Do you plan to cook a cat this Fourth of July? How about grilling a canary? Maybe you’ll slather some barbecue sauce on a dog’s ribs and serve them with watermelon and corn on the cob? It sounds sick, I know, but it really isn’t much different from celebrating the holiday by eating cows, pigs, chickens and other animals, who can feel pain, love, joy and sadness, just as cats, birds and dogs can.
The euphemistic names given to many animal-derived foods—hamburgers and hot dogs, for example—belie what they really are: the flesh of sentient animals who were killed in violent, bloody ways. But why balk at the notion of a cat kebab or a barbecued dog if we don’t have a problem with throwing a chicken kebab or a hot dog on the grill?
After all, eating a “hot dog” is no less perverse than eating a dog. So why is it “acceptable” to eat some animals but not others?
Many Americans will be pondering this question over the holiday weekend because PETA members in cities across the Midwest will be barbecuing “dogs.” The “dogs” are just props, of course, but hopefully they will give meat-eaters some food for thought.
Animals who are commonly killed for food may not be as familiar to us as the dogs and cats we live with, but they’re sentient individuals with unique personalities. They form friendships and they love their families, just as our animal companions do.
When hens aren’t imprisoned in factory farms, they lovingly tend to their eggs and “talk” to the chicks who are still inside, waiting to hatch. Piglets run to their mothers’ voices, and mother pigs “sing” to their young while nursing. On dairy farms, grieving mother cows bellow and frantically search for their babies long after they’ve been sold for veal or beef.
It’s speciesism—a form of discrimination based on nothing more than species—to claim that certain animals deserve compassion and empathy, while others do not. Decent people realize that blacks shouldn’t be enslaved by whites, that women are just as capable as men, and that children shouldn’t be mistreated regardless of their citizenship status. So why is it so hard to acknowledge that cows, chickens and pigs don’t belong on a barbecue any more than dogs and cats do?

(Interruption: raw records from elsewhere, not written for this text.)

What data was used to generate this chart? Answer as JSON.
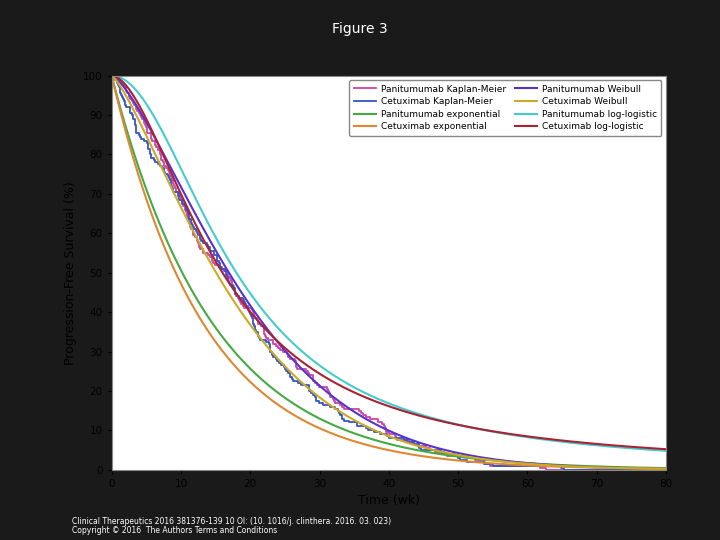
{
  "title": "Figure 3",
  "xlabel": "Time (wk)",
  "ylabel": "Progression-Free Survival (%)",
  "xlim": [
    0,
    80
  ],
  "ylim": [
    0,
    100
  ],
  "xticks": [
    0,
    10,
    20,
    30,
    40,
    50,
    60,
    70,
    80
  ],
  "yticks": [
    0,
    10,
    20,
    30,
    40,
    50,
    60,
    70,
    80,
    90,
    100
  ],
  "background_color": "#1a1a1a",
  "plot_bg_color": "#ffffff",
  "title_color": "#ffffff",
  "footer_text1": "Clinical Therapeutics 2016 381376-139 10 Ol: (10. 1016/j. clinthera. 2016. 03. 023)",
  "footer_text2": "Copyright © 2016  The Authors Terms and Conditions",
  "legend_entries": [
    "Panitumumab Kaplan-Meier",
    "Panitumumab exponential",
    "Panitumumab Weibull",
    "Panitumumab log-logistic",
    "Cetuximab Kaplan-Meier",
    "Cetuximab exponential",
    "Cetuximab Weibull",
    "Cetuximab log-logistic"
  ],
  "line_colors": {
    "pani_km": "#cc44aa",
    "pani_exp": "#44aa44",
    "pani_weibull": "#5533cc",
    "pani_loglog": "#44cccc",
    "cetu_km": "#3355cc",
    "cetu_exp": "#dd8833",
    "cetu_weibull": "#ccaa22",
    "cetu_loglog": "#aa2233"
  }
}
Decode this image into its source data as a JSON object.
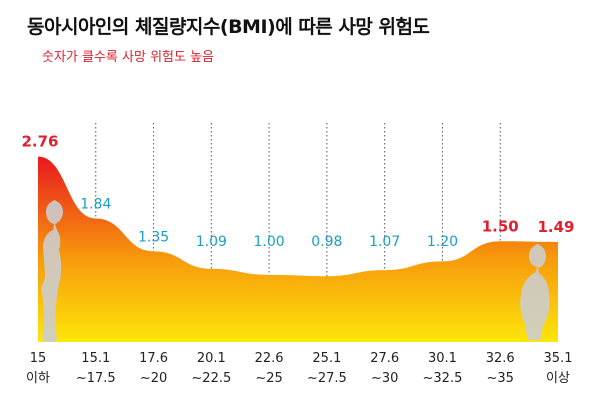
{
  "title": "동아시아인의 체질량지수(BMI)에 따른 사망 위험도",
  "subtitle": "숫자가 클수록 사망 위험도 높음",
  "chart_data": {
    "type": "area",
    "categories": [
      [
        "15",
        "이하"
      ],
      [
        "15.1",
        "~17.5"
      ],
      [
        "17.6",
        "~20"
      ],
      [
        "20.1",
        "~22.5"
      ],
      [
        "22.6",
        "~25"
      ],
      [
        "25.1",
        "~27.5"
      ],
      [
        "27.6",
        "~30"
      ],
      [
        "30.1",
        "~32.5"
      ],
      [
        "32.6",
        "~35"
      ],
      [
        "35.1",
        "이상"
      ]
    ],
    "values": [
      2.76,
      1.84,
      1.35,
      1.09,
      1.0,
      0.98,
      1.07,
      1.2,
      1.5,
      1.49
    ],
    "value_labels": [
      "2.76",
      "1.84",
      "1.35",
      "1.09",
      "1.00",
      "0.98",
      "1.07",
      "1.20",
      "1.50",
      "1.49"
    ],
    "highlighted": [
      true,
      false,
      false,
      false,
      false,
      false,
      false,
      false,
      true,
      true
    ],
    "title": "동아시아인의 체질량지수(BMI)에 따른 사망 위험도",
    "subtitle": "숫자가 클수록 사망 위험도 높음",
    "ylim": [
      0,
      2.8
    ],
    "grid": "vertical-dotted",
    "colors": {
      "fill_high": "#e8191f",
      "fill_mid": "#f79a0c",
      "fill_low": "#fde60a",
      "label_normal": "#1a9fc0",
      "label_highlight": "#e0202e",
      "grid": "#555555",
      "figure": "#cccccc",
      "axis_text": "#222222"
    }
  }
}
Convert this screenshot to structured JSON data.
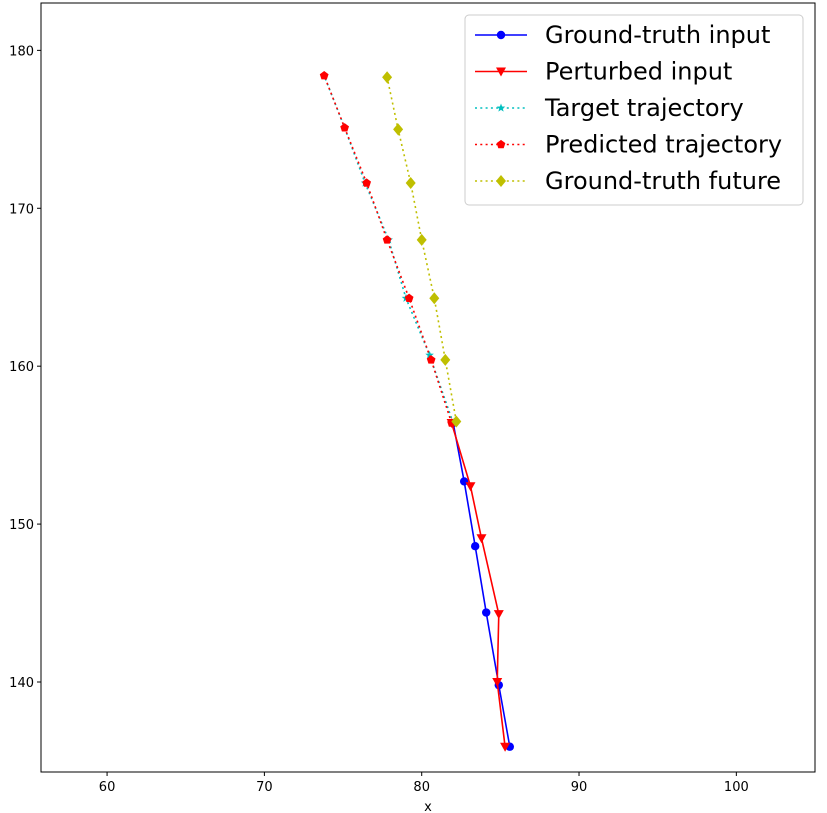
{
  "chart_data": {
    "type": "line",
    "title": "",
    "xlabel": "x",
    "ylabel": "",
    "xlim": [
      55.8,
      105.0
    ],
    "ylim": [
      134.3,
      183.0
    ],
    "xticks": [
      60,
      70,
      80,
      90,
      100
    ],
    "yticks": [
      140,
      150,
      160,
      170,
      180
    ],
    "grid": false,
    "legend_position": "top-right",
    "series": [
      {
        "name": "Ground-truth input",
        "color": "#0000ff",
        "linestyle": "solid",
        "marker": "circle",
        "x": [
          85.6,
          84.9,
          84.1,
          83.4,
          82.7,
          82.0
        ],
        "y": [
          135.9,
          139.8,
          144.4,
          148.6,
          152.7,
          156.4
        ]
      },
      {
        "name": "Perturbed input",
        "color": "#ff0000",
        "linestyle": "solid",
        "marker": "triangle-down",
        "x": [
          85.3,
          84.8,
          84.9,
          83.8,
          83.1,
          81.9
        ],
        "y": [
          135.9,
          140.0,
          144.3,
          149.1,
          152.4,
          156.4
        ]
      },
      {
        "name": "Target trajectory",
        "color": "#00bfbf",
        "linestyle": "dotted",
        "marker": "star",
        "x": [
          82.0,
          80.5,
          79.0,
          77.9,
          76.4,
          75.1,
          73.8
        ],
        "y": [
          156.4,
          160.7,
          164.3,
          168.0,
          171.6,
          175.1,
          178.4
        ]
      },
      {
        "name": "Predicted trajectory",
        "color": "#ff0000",
        "linestyle": "dotted",
        "marker": "pentagon",
        "x": [
          81.9,
          80.6,
          79.2,
          77.8,
          76.5,
          75.1,
          73.8
        ],
        "y": [
          156.4,
          160.4,
          164.3,
          168.0,
          171.6,
          175.1,
          178.4
        ]
      },
      {
        "name": "Ground-truth future",
        "color": "#bfbf00",
        "linestyle": "dotted",
        "marker": "diamond",
        "x": [
          82.2,
          81.5,
          80.8,
          80.0,
          79.3,
          78.5,
          77.8
        ],
        "y": [
          156.5,
          160.4,
          164.3,
          168.0,
          171.6,
          175.0,
          178.3
        ]
      }
    ]
  }
}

PETA wants everyone to give a thought to what (or rather, whom) they eat and the fact that eating one animal is no different from eating another. Seeing a fake Fido being cooked medium-rare might be just the thing to open people’s eyes to the cognitive dissonance of “loving” some animals while eating others. And it’s a message that has life-or-death consequences for billions of animals worldwide.
Right now, chickens are being shackled upside down, their throats are being slit, and many are being scalded and dismembered while they’re still conscious. Pregnant pigs are being confined to gestation crates so small that they can’t take a single step in any direction. Cows are being branded with hot irons, their horns are being cut or burned off, and the males are being castrated—all without any painkillers. These animals endure all this suffering just so people can eat a burger or a piece of cheese.
This July 4, please think of them, and declare your independence from meat and other animal-based foods. Today, there are endless tasty vegan options to enjoy instead, such as Atlas Monroe’s Vegan Apple Wood Fired Ribs, marinated vegetable kebabs, Beyond Burgers, and faux BBQ chicken. And if a grilled dog actually does make your mouth water, try a veggie dog.